Eric, Dan:       —and I know you’re on your way to becoming a better person—

Dan:             —and maybe in time the tapping can be forgiven, but trust has been severed and there’s no going back. Sorry, man.

We’re moving out of state. Pretty sure S.H.I.E.L.D. leadership was gonna try to arrest me anyway whenever they’re done time traveling. Whatever the hell they’ve been up to.

It’s been great having you back these last couple years, though. I mean that. You’re the best friend I ever had. Again, I’m sorry. I shouldn’t have said I was going to visit.

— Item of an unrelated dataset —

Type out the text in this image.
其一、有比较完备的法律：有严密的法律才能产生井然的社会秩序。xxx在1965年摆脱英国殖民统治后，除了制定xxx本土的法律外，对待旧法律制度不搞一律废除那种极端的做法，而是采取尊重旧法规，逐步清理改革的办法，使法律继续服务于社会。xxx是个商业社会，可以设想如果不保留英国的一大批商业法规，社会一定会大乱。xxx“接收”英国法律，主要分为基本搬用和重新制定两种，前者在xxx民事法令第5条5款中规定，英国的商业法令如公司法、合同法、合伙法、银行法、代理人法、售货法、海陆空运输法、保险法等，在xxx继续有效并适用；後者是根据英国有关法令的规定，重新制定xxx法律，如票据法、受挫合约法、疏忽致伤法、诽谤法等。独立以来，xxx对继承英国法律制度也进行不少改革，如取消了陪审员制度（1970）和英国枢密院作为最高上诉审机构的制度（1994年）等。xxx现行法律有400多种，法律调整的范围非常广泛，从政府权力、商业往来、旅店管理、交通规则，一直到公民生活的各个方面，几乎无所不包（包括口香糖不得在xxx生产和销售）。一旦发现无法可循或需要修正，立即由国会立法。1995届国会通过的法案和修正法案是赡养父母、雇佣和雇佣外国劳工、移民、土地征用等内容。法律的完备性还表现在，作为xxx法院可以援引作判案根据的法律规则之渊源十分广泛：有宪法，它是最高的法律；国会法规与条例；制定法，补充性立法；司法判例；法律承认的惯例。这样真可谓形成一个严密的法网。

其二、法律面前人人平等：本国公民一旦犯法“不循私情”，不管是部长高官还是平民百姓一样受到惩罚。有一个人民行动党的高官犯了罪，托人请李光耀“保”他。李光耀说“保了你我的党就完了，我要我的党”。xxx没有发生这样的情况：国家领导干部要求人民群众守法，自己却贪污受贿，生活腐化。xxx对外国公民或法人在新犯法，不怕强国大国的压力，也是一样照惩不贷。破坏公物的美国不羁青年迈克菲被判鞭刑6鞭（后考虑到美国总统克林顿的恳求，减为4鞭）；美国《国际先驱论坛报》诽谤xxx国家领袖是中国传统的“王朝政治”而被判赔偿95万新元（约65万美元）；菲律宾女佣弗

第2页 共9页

Dan, Eric:       I knew this was the end.

Eric:             Take care, bro.

Dan”

[Beat. Suspenseful music builds.]

Who the fuck was that that came to visit me? Who the— [gasps] Ooooh. Oh god dammit. And I’m in a hospital. And it’s golf!

[Eric throws his phone out the window and wiggles in his body cast, furious.]

[yells] Dammit! God dammit! Why can’t anything be over?! Why can’t anything ever be over?! This sucks! Goood dammiiit!